Affects Version/s: None
Fix Version/s: None
Component/s: capacity scheduler
This is 5 node cluster with total 15GB capacity.
1) Configure Capacity scheduler and set max cluster priority=10
2) launch app1 with no priority and wait for it to occupy full cluster
application_1558135983180_0001 is launched with Priority=0
3) launch app2 with priority=2 and check its in ACCEPTED state
application_1558135983180_0002 is launched with Priority=2
4) launch app3 with priority=3 and check its in ACCEPTED state
application_1558135983180_0003 is launched with Priority=2
5) kill container from app1
6) Verify app3 with higher priority goes to RUNNING state.

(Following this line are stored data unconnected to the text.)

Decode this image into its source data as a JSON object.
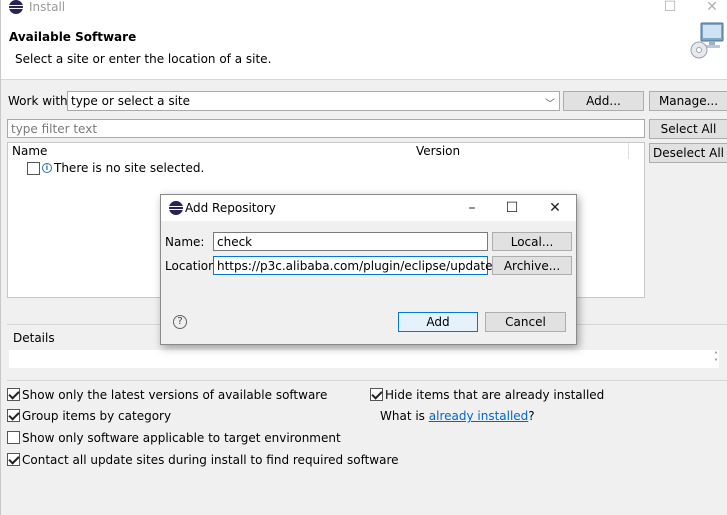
{
  "window": {
    "title": "Install",
    "header_title": "Available Software",
    "header_subtitle": "Select a site or enter the location of a site."
  },
  "controls": {
    "work_with_label": "Work with:",
    "work_with_placeholder": "type or select a site",
    "add_button": "Add...",
    "manage_button": "Manage...",
    "filter_placeholder": "type filter text",
    "select_all_button": "Select All",
    "deselect_all_button": "Deselect All"
  },
  "table": {
    "columns": [
      "Name",
      "Version"
    ],
    "rows": [
      {
        "label": "There is no site selected.",
        "checked": false
      }
    ]
  },
  "details": {
    "label": "Details"
  },
  "options": [
    {
      "label": "Show only the latest versions of available software",
      "checked": true
    },
    {
      "label": "Group items by category",
      "checked": true
    },
    {
      "label": "Show only software applicable to target environment",
      "checked": false
    },
    {
      "label": "Contact all update sites during install to find required software",
      "checked": true
    }
  ],
  "right_options": {
    "hide_installed_label": "Hide items that are already installed",
    "hide_installed_checked": true,
    "what_is_prefix": "What is ",
    "already_installed_link": "already installed",
    "what_is_suffix": "?"
  },
  "dialog": {
    "title": "Add Repository",
    "name_label": "Name:",
    "name_value": "check",
    "location_label": "Location:",
    "location_value": "https://p3c.alibaba.com/plugin/eclipse/update",
    "local_button": "Local...",
    "archive_button": "Archive...",
    "add_button": "Add",
    "cancel_button": "Cancel"
  },
  "colors": {
    "link": "#0066cc",
    "focus": "#0078d7"
  }
}
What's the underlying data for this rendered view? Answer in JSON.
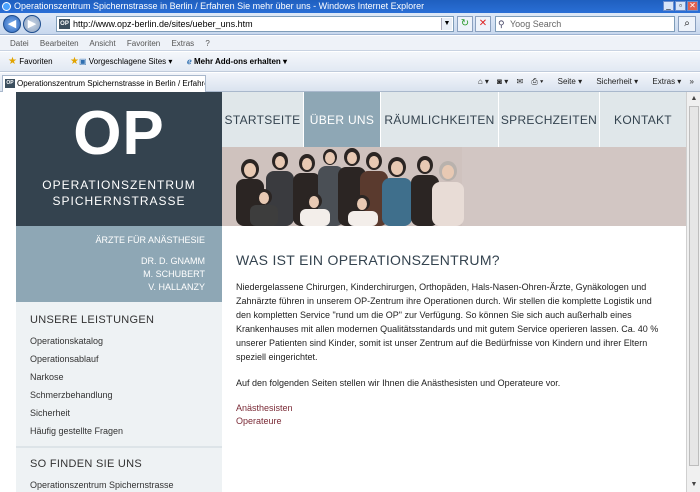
{
  "window": {
    "title": "Operationszentrum Spichernstrasse in Berlin / Erfahren Sie mehr über uns - Windows Internet Explorer"
  },
  "addressbar": {
    "url": "http://www.opz-berlin.de/sites/ueber_uns.htm",
    "search_placeholder": "Yoog Search"
  },
  "menu": [
    "Datei",
    "Bearbeiten",
    "Ansicht",
    "Favoriten",
    "Extras",
    "?"
  ],
  "favbar": {
    "favorites": "Favoriten",
    "suggested": "Vorgeschlagene Sites",
    "addons": "Mehr Add-ons erhalten"
  },
  "tab": {
    "title": "Operationszentrum Spichernstrasse in Berlin / Erfahre..."
  },
  "tools": {
    "page": "Seite",
    "security": "Sicherheit",
    "extras": "Extras"
  },
  "logo": {
    "mark": "OP",
    "line1": "OPERATIONSZENTRUM",
    "line2": "SPICHERNSTRASSE"
  },
  "anaesthesia": {
    "heading": "ÄRZTE FÜR ANÄSTHESIE",
    "doctors": [
      "DR. D. GNAMM",
      "M. SCHUBERT",
      "V. HALLANZY"
    ]
  },
  "services": {
    "heading": "UNSERE LEISTUNGEN",
    "items": [
      "Operationskatalog",
      "Operationsablauf",
      "Narkose",
      "Schmerzbehandlung",
      "Sicherheit",
      "Häufig gestellte Fragen"
    ]
  },
  "find": {
    "heading": "SO FINDEN SIE UNS",
    "items": [
      "Operationszentrum Spichernstrasse"
    ]
  },
  "nav": [
    "STARTSEITE",
    "ÜBER UNS",
    "RÄUMLICHKEITEN",
    "SPRECHZEITEN",
    "KONTAKT"
  ],
  "main": {
    "heading": "WAS IST EIN OPERATIONSZENTRUM?",
    "para1": "Niedergelassene Chirurgen, Kinderchirurgen, Orthopäden, Hals-Nasen-Ohren-Ärzte, Gynäkologen und Zahnärzte führen in unserem OP-Zentrum ihre Operationen durch. Wir stellen die komplette Logistik und den kompletten Service \"rund um die OP\" zur Verfügung. So können Sie sich auch außerhalb eines Krankenhauses mit allen modernen Qualitätsstandards und mit gutem Service operieren lassen. Ca. 40 % unserer Patienten sind Kinder, somit ist unser Zentrum auf die Bedürfnisse von Kindern und ihrer Eltern speziell eingerichtet.",
    "para2": "Auf den folgenden Seiten stellen wir Ihnen die Anästhesisten und Operateure vor.",
    "links": [
      "Anästhesisten",
      "Operateure"
    ]
  },
  "colors": {
    "dark": "#34434f",
    "accent": "#8ea7b5",
    "link": "#7a2a36",
    "navbg": "#e0e7ea"
  }
}
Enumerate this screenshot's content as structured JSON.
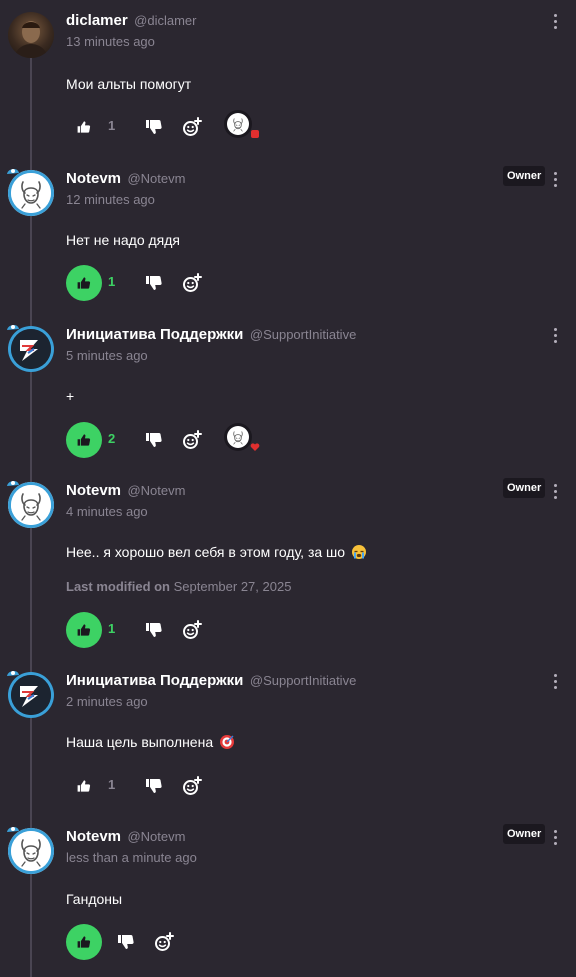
{
  "colors": {
    "background": "#2b2730",
    "like_active": "#3dd264",
    "muted": "#8a8592",
    "owner_badge_bg": "#1b181f"
  },
  "comments": [
    {
      "author": "diclamer",
      "handle": "@diclamer",
      "time": "13 minutes ago",
      "text": "Мои альты помогут",
      "likes": "1",
      "liked": false,
      "owner": false,
      "avatar": "user-photo",
      "reaction": true
    },
    {
      "author": "Notevm",
      "handle": "@Notevm",
      "time": "12 minutes ago",
      "text": "Нет не надо дядя",
      "likes": "1",
      "liked": true,
      "owner": true,
      "owner_label": "Owner",
      "avatar": "notevm-bunny",
      "reaction": false
    },
    {
      "author": "Инициатива Поддержки",
      "handle": "@SupportInitiative",
      "time": "5 minutes ago",
      "text": "+",
      "likes": "2",
      "liked": true,
      "owner": false,
      "avatar": "support-lightning",
      "reaction": true
    },
    {
      "author": "Notevm",
      "handle": "@Notevm",
      "time": "4 minutes ago",
      "text": "Нее.. я хорошо вел себя в этом году, за шо",
      "text_emoji": "crying-face-emoji",
      "modified_label": "Last modified on",
      "modified_date": "September 27, 2025",
      "likes": "1",
      "liked": true,
      "owner": true,
      "owner_label": "Owner",
      "avatar": "notevm-bunny",
      "reaction": false
    },
    {
      "author": "Инициатива Поддержки",
      "handle": "@SupportInitiative",
      "time": "2 minutes ago",
      "text": "Наша цель выполнена",
      "text_emoji": "direct-hit-emoji",
      "likes": "1",
      "liked": false,
      "owner": false,
      "avatar": "support-lightning",
      "reaction": false
    },
    {
      "author": "Notevm",
      "handle": "@Notevm",
      "time": "less than a minute ago",
      "text": "Гандоны",
      "likes": "",
      "liked": true,
      "owner": true,
      "owner_label": "Owner",
      "avatar": "notevm-bunny",
      "reaction": false
    }
  ]
}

When max-application-master-percentage is set to 0.1, app2 goes to RUNNING state even though app3 has higher priority.
In CS LeafQueue, there's two ordering list:
If the queue's total application master usage below maxAMResourcePerQueuePercent, the app will be added to the "ordering-policy" list.
Otherwise, the app will be added to the "pending-ordering-policy" list.

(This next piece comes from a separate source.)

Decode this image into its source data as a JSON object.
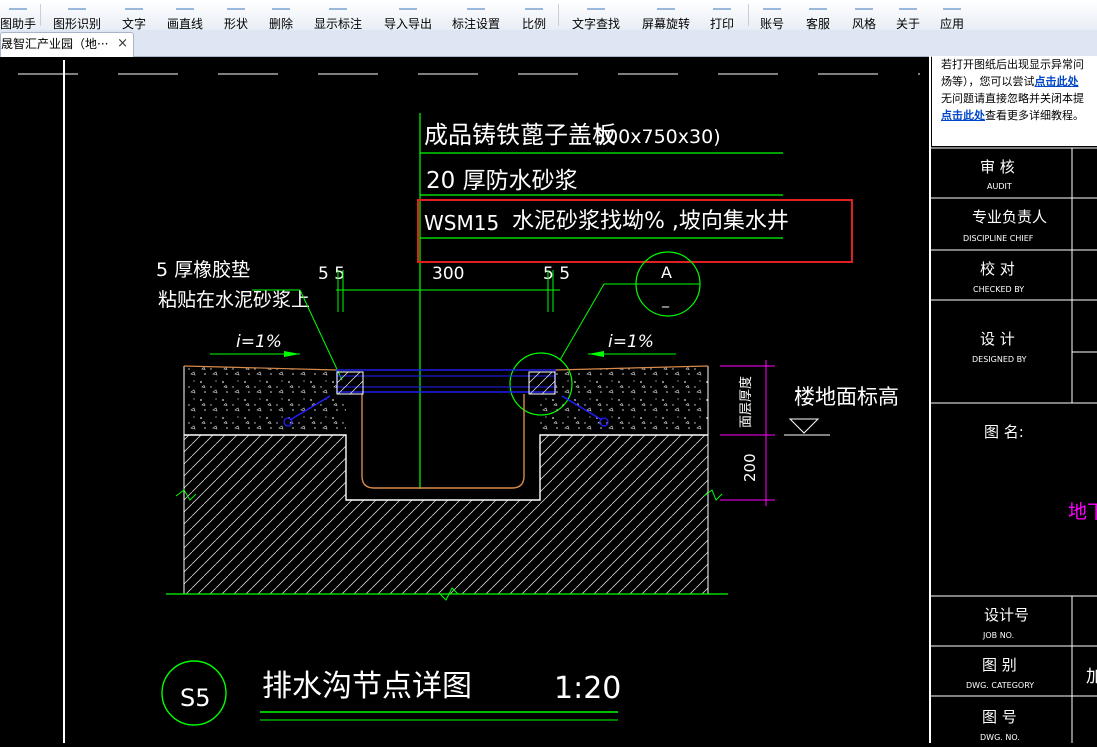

During allocation, only apps in "ordering-policy" are considered.
If there's any app finish, or queue config changed, or node add/remove happen, "pending-ordering-policy" will be reconsidered, and some apps from "pending-ordering-policy" will be added to "ordering-policy".
This behavior leads to the issue of this JIRA:
The cluster has 15GB resource, the max-application-master-percentage is set to 0.1. So it can at most accept 2GB (rounded by 1GB) AM resource, which equals to 2 applications.

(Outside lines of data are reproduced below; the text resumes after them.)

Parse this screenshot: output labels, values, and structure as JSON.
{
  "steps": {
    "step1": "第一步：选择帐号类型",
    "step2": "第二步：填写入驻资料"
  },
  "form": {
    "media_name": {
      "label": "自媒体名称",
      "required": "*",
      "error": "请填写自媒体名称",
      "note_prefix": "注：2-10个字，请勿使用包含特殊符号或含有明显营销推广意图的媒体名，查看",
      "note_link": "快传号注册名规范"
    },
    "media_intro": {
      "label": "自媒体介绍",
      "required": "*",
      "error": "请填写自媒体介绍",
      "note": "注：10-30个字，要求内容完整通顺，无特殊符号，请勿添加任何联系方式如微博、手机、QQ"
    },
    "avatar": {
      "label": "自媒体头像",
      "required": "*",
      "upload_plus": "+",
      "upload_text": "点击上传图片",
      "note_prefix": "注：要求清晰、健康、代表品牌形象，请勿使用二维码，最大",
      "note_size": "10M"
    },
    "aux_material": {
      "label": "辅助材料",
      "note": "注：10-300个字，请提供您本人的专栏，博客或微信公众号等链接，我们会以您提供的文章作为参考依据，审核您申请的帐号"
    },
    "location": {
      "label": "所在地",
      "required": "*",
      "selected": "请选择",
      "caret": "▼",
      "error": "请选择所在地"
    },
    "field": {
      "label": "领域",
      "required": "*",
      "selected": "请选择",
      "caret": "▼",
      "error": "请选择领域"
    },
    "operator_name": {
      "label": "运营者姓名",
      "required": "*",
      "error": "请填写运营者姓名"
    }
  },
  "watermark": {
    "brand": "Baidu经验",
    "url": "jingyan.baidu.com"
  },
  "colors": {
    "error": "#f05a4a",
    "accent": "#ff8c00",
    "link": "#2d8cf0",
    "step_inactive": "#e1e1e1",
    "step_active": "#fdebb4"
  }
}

When app2 submitted, it will be added to ordering-policy.
When app3 submitted, it will be added to pending-ordering-policy.
When we kill app1, it won't finish immediately. Instead, it will still be part of "odering-policy" until all containers of app1 released. (That makes app3 stays in pending-ordering-policy).
So any resource released by app1, app3 cannot pick up.